BOWL: A Deceptively Simple Open World Learner
Roshni . R. Kamath, Rupert Mitchell, Subarnaduti Paul, Kristian Kersting, Martin Mundt
TL;DR
BOWL introduces a batch-norm-based framework that unifies out-of-distribution detection, informative data querying, and continual memory-based learning for open-world scenarios. By treating BN running statistics as Gaussian approximations of intermediate activations, it derives OoD scores, an information-density acquisition function, and a dynamic memory-update strategy to train incrementally. The approach yields strong open-world performance while substantially reducing data and computation compared with replay-based baselines, and ablation confirms each BN-based component contributes meaningfully. This simple, cohesive baseline enables effective deployment and ongoing learning of BN-equipped networks in non-stationary environments.
Abstract
Traditional machine learning excels on static benchmarks, but the real world is dynamic and seldom as carefully curated as test sets.

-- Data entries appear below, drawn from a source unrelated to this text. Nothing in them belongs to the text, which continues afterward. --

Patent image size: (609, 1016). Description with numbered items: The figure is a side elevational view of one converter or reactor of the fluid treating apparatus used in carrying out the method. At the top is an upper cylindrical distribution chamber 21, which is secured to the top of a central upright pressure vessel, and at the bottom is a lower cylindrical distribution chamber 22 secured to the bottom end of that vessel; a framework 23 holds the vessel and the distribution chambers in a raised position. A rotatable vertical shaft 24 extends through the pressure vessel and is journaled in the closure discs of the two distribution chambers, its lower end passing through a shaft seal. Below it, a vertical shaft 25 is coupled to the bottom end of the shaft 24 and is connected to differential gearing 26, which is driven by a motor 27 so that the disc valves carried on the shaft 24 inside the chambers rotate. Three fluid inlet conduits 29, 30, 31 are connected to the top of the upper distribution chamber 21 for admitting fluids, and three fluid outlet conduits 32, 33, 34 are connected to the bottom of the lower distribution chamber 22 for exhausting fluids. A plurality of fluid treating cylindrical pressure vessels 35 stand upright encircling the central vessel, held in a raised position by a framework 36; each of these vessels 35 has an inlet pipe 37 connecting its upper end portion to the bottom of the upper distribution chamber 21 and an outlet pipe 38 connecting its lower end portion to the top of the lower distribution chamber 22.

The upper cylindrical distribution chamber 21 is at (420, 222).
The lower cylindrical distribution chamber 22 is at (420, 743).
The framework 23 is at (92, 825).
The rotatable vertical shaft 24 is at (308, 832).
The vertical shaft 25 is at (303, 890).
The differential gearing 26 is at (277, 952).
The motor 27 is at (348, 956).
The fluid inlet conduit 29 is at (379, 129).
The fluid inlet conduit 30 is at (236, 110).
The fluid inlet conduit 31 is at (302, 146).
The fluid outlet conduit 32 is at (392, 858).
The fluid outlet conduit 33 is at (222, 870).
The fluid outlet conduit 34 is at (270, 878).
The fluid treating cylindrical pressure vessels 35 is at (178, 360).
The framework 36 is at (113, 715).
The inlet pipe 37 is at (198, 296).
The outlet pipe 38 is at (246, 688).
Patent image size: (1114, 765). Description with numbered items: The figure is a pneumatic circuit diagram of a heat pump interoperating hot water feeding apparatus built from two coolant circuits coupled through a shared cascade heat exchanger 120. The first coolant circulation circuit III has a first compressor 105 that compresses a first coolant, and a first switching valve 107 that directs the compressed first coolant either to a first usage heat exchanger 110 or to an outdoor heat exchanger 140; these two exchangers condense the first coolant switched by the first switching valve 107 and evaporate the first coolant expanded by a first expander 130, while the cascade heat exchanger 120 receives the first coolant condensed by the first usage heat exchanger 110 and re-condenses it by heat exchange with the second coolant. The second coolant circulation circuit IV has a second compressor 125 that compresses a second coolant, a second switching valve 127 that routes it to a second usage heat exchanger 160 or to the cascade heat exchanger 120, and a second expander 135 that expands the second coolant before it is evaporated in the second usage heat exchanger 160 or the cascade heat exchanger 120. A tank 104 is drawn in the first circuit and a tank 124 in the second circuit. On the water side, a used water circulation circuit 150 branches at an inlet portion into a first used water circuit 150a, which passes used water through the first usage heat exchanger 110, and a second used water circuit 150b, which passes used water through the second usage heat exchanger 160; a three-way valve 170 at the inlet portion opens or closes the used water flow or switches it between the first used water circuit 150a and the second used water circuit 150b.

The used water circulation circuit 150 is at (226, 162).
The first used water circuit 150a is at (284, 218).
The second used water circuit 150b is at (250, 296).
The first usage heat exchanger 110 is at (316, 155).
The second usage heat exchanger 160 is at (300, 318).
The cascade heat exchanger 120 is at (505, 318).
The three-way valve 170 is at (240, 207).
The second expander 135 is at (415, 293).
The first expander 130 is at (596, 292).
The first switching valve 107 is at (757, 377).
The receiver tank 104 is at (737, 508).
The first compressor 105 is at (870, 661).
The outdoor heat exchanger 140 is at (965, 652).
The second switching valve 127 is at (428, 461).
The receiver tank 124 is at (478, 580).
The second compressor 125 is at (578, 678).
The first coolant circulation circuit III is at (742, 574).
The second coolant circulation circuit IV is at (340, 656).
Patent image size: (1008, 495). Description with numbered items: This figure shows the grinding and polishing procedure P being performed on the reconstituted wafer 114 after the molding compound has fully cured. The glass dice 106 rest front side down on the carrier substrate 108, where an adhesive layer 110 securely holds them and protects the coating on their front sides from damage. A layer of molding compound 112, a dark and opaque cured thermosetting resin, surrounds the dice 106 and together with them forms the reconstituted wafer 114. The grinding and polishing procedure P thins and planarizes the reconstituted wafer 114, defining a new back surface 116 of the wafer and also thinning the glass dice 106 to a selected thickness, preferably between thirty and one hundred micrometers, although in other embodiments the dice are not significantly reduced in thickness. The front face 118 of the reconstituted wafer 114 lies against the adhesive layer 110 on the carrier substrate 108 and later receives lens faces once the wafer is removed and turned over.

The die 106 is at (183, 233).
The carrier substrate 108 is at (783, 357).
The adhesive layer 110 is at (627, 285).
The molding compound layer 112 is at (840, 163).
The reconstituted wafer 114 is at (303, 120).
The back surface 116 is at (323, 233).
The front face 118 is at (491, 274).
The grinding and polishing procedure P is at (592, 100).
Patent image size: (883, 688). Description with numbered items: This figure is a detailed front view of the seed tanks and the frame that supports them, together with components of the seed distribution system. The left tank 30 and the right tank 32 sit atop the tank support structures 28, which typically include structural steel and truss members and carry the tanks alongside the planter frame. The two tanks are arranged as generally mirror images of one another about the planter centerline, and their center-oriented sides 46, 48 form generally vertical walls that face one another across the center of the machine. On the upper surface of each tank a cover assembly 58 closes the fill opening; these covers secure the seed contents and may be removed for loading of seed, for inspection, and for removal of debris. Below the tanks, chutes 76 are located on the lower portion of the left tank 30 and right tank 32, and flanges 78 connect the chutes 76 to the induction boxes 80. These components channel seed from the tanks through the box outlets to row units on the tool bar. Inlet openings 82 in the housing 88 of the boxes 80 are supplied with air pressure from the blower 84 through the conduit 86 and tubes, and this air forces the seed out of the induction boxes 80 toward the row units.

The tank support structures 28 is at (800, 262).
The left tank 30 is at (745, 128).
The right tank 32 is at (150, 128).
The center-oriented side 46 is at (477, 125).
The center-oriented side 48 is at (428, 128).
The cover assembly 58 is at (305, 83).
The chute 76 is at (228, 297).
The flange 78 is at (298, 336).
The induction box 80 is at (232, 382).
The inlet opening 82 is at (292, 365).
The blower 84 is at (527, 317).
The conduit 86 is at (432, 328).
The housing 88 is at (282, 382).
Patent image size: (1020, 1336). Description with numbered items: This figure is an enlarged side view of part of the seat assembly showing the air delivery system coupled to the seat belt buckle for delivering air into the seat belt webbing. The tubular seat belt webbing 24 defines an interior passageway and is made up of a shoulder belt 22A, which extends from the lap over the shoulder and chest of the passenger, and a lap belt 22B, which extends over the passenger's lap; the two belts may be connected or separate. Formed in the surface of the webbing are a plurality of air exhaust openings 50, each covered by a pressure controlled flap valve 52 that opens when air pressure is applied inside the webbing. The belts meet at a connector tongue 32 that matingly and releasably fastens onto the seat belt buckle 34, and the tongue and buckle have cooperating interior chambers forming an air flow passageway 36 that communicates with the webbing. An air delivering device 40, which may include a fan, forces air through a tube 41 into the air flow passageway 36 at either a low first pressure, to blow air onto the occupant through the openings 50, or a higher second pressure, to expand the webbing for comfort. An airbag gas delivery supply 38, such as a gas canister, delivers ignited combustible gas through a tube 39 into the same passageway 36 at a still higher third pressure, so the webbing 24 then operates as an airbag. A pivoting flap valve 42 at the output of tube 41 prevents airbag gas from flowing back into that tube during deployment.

Practical applications may generally encounter undesired inputs, are required to deal with novel information, and need to ensure operation through their full lifetime - aspects where standard deep models struggle. These three elements may have been researched individually, but their practical conjunction, i.e., open world learning, is much less consolidated. In this paper, we posit that neural networks already contain a powerful catalyst to turn them into open world learners: the batch normalization layer. Leveraging its tracked statistics, we derive effective strategies to detect in- and out-of-distribution samples, select informative data points, and update the model continuously. This, in turn, allows us to demonstrate that existing batch-normalized models can be made more robust, less prone to forgetting over time, and be trained efficiently with less data.